Strange Fruit: How Yeezus Broke My Heart

Written by 2pac40oz

In a world where Disney stars like Demi Lovatto are in and out of rehab and Michael Jackson is put on trial for child molestation, I am not by any measure naieve enough to believe my celebrities should be held to a higher moral standard that the rest of us. That is a recipe for disappointment. You know what else is super disappointing? Yeezus. Yeezus took all of the love in my heart for Mr. West and crushed it like so many Oxycontin pills in Lindsay Lohan’s bathroom. Kanye teased me with his remarks about making music for smart white people, lured me in by writing an entire album of Dashboard Confessional-worhty break up ballads, and had me daring to dream of a world where my hip hop icons could be sensitive. Aware. Maybe even a little bit feminist. Never one to conform to anyone’s standards, Yeezus doesn’t even live up to his own musical standards.

By now you’ve heard all about the one-liners on Yeezus. Yes, there is a joke about using sweet and sour sauce to aid in performing oral sex on an Asian woman. Yes, Kanye demands croissants. Croissants are delicious, who wouldn’t demand them? There are plenty of easy, throwaway jokes that are perfect for being re-tweeted and used as slogans on t-shirts. Go ahead and make an ironic joke on Facebook about how you only speak Swaghili. Remember, Kanye’s twitter account was made into ironic throw pillows on Etsy before most of us even knew what Etsy was. The man can write a good one-liner, but I’m not interested in talking about that.

The problem with Yeezus is that I’m not particularly interested in talking about any of it. I got teased with song titles like “New Slaves”, but was left with a shallow commentary about how people really like buying expensive things. Expensive things is a running theme in Yeezus, but don’t think that limits Kanye. He shows his expansive taste by mentioning Porsche, Mercedes Benz, Bentley, Range Rover and Maybach. Forgive me if I’m hesitant to accept a critique about excessive spending from someone who names more luxury car brands on a single album than many people know exist.
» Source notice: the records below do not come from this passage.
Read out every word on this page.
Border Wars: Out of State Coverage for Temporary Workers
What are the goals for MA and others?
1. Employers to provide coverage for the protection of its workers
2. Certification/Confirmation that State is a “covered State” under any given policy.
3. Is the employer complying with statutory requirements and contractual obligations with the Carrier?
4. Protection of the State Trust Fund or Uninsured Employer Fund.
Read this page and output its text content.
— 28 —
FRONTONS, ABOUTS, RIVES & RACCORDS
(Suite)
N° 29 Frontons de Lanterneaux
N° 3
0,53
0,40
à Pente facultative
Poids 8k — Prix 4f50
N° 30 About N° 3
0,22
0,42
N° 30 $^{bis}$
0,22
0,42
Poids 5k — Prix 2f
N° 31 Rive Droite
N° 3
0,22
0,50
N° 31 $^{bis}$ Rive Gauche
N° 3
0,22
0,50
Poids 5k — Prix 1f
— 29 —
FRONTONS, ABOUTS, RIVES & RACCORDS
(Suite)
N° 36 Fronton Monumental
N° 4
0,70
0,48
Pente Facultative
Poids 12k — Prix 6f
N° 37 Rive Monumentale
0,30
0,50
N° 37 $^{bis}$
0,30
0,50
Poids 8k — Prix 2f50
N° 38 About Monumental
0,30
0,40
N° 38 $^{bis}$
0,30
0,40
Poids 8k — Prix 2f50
When I heard Nina Simone’s “Strange Fruit” would be sampled on Yeezus I got excited. Simone is a powerful early African American blues singer and her voice has a smooth, haunting quality that would lend itself perfectly to Kanye’s minimal, atmospheric sound. “Strange Fruit” paints a picture of a lynching that is both gorgeous in sound and horrifying in description. Surely given such rich source material Kanye could manage to say something meaningful! But, no. “Blood on the Leaves” is just another instance of Kanye talking about women trapping men and their wallets in relationships by having children, but this one is much more damning than “Golddigger”. Since “you can’t abort that”, Kanye says, you’ll have to go easy on the cocaine in order to pay child support. Such profound life lessons from the messiah of our time.

Kanye is capable of much better than cheap jokes about oral sex. It’s too bad we don’t get to see any of his talents as a writer on Yeezus. Maybe Kanye will let me borrow one of his luxury cars to console myself.